Birinci hedef, ülkenin Batı sahillerini kontrol altına alarak Yemen halkına karşı insanlık dışı kuşatmanın ağırlaştırılması. El Hadide limanı şimdiye kadar Ensarullah’ın nefes alma borusu olmuştur. Ensarullah yönetimi, kuşatmaya rağmen, ihtiyaçlarını karşılamak için sınırlı bir şekilde denizden yararlanmış ve direnişini sürdürmüştür. Suudiler ve piyonları El Hadide’yi kontrol altına alarak Ensarullah taraftarı halkın besin yolunu kesmeyi ve Muhammed Ali el-Husi ile Mehdi el-Maşşat liderliğindeki yönetimi dize getirmeyi amaçlamaktadırlar.

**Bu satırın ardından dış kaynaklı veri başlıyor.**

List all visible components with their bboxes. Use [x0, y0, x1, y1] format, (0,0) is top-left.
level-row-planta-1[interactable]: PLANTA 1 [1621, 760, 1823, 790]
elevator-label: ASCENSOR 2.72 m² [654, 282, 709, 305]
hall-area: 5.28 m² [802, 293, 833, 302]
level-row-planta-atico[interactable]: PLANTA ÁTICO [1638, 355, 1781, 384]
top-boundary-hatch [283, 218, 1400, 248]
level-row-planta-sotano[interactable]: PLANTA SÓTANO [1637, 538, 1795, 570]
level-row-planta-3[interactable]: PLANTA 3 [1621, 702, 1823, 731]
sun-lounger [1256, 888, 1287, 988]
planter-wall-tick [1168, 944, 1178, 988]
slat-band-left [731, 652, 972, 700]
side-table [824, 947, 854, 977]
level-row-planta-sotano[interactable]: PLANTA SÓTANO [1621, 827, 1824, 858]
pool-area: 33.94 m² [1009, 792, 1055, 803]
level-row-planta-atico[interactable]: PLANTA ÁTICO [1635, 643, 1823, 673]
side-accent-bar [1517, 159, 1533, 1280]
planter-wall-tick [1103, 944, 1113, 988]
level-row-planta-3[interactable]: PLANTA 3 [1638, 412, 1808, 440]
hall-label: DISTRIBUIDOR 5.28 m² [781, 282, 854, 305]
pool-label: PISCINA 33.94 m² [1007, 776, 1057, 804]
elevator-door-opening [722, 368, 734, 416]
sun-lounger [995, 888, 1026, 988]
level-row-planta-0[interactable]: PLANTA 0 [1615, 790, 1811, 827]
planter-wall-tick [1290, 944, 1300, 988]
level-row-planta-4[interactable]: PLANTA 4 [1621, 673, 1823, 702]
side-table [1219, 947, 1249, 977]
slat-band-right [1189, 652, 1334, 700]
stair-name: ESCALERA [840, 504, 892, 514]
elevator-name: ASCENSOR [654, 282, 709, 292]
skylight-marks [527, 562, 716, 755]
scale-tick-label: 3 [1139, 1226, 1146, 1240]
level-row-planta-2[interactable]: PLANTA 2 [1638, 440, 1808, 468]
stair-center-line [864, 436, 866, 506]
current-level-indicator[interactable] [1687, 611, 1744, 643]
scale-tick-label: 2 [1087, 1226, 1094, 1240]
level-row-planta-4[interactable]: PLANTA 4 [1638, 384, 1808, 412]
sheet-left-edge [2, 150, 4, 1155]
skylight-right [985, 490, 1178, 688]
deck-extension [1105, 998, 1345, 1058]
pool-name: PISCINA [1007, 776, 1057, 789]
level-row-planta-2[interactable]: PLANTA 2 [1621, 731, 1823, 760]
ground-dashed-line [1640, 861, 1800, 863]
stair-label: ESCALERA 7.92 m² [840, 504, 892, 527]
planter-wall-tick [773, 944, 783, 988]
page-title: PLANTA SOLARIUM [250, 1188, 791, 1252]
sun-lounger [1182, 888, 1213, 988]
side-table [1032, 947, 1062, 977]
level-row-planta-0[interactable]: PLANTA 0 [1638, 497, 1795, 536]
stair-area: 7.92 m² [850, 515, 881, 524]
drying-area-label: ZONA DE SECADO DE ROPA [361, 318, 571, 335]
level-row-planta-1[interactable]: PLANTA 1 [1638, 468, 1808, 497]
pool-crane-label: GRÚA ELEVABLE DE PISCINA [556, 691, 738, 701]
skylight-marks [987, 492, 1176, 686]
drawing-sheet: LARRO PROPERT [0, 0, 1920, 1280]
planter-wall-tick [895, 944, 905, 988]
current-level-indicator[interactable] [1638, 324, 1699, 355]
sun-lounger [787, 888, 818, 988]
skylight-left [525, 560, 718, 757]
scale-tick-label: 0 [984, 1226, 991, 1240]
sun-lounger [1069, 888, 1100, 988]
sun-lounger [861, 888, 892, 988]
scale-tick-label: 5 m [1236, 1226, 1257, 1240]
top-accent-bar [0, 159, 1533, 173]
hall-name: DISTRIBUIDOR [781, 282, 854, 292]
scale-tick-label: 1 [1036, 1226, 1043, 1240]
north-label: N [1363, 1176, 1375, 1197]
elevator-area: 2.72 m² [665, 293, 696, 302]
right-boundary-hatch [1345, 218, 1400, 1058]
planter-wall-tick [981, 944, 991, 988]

İkinci hedef; Suudiler ve onlara destek veren güçler El Hadide’yi ele geçirerek Ensarullah yönetimine etnik bir renk vermeyi ve diğer bir etknik grubu –Sünniler – bilfiil Ensarullah’a karşı sahnaye sürmeyi istiyorlar. Bildiğiniz üzere, Yemen’nin 18 eyaletinden 12 eyaleti Ensarullah’ın yönettiği bölgede yer alıyor  ve bu arada Sana, Sa’da, el-Hucce ve İmran eyaletlerinde nufüsün ekseriyetini Zeydiler oluştururken El Hadide ve diğer bölgelerde ise Sünniler –Şafiiler – çoğunluktadır. Ensarullah Şafiilerin müşfik yardımından istifade ederek Suudilerin müşrik koalisyonuna karşı direnmekte ve bu, şu anki savaşın iç savaşa ya da mezhebi savaşa dönüşmesine engel olmuştur. Al-i Suud’un şeytani mantığında, El Hadide’nin Ensarullah’tan koparılması ve sahillerin Fransız, İngiliz, Amerikan, BAE ve Suudi müşrik güçler tarafından kontrol edilmesi sonucunda Ensarullah’ın yönettiği bölgelerdeki halkın daha yoğun baskılara maruz kalması, diğer Sünni eyaletlerde itirazların şekillenmesine yol açarak Yemen savaşını bir mezhebi savaşa dönüştürecektir.

Üçüncü hedef, Suudilerin Ehli Sünneti Ensarullah’la çatıştırmasıdır. Şöyle ki, Suudilerin El hadide eyaletini kontrol altına aldıktan sonra Ensarullah’ın zayıfladığını ve dönemlerinin sonuna doğru geldiğini gören Sünni eyaletlerdeki halk, Ensarullah’la çatışacak ve kontrol ettiği eyatleri elinden çıkaracaklardır.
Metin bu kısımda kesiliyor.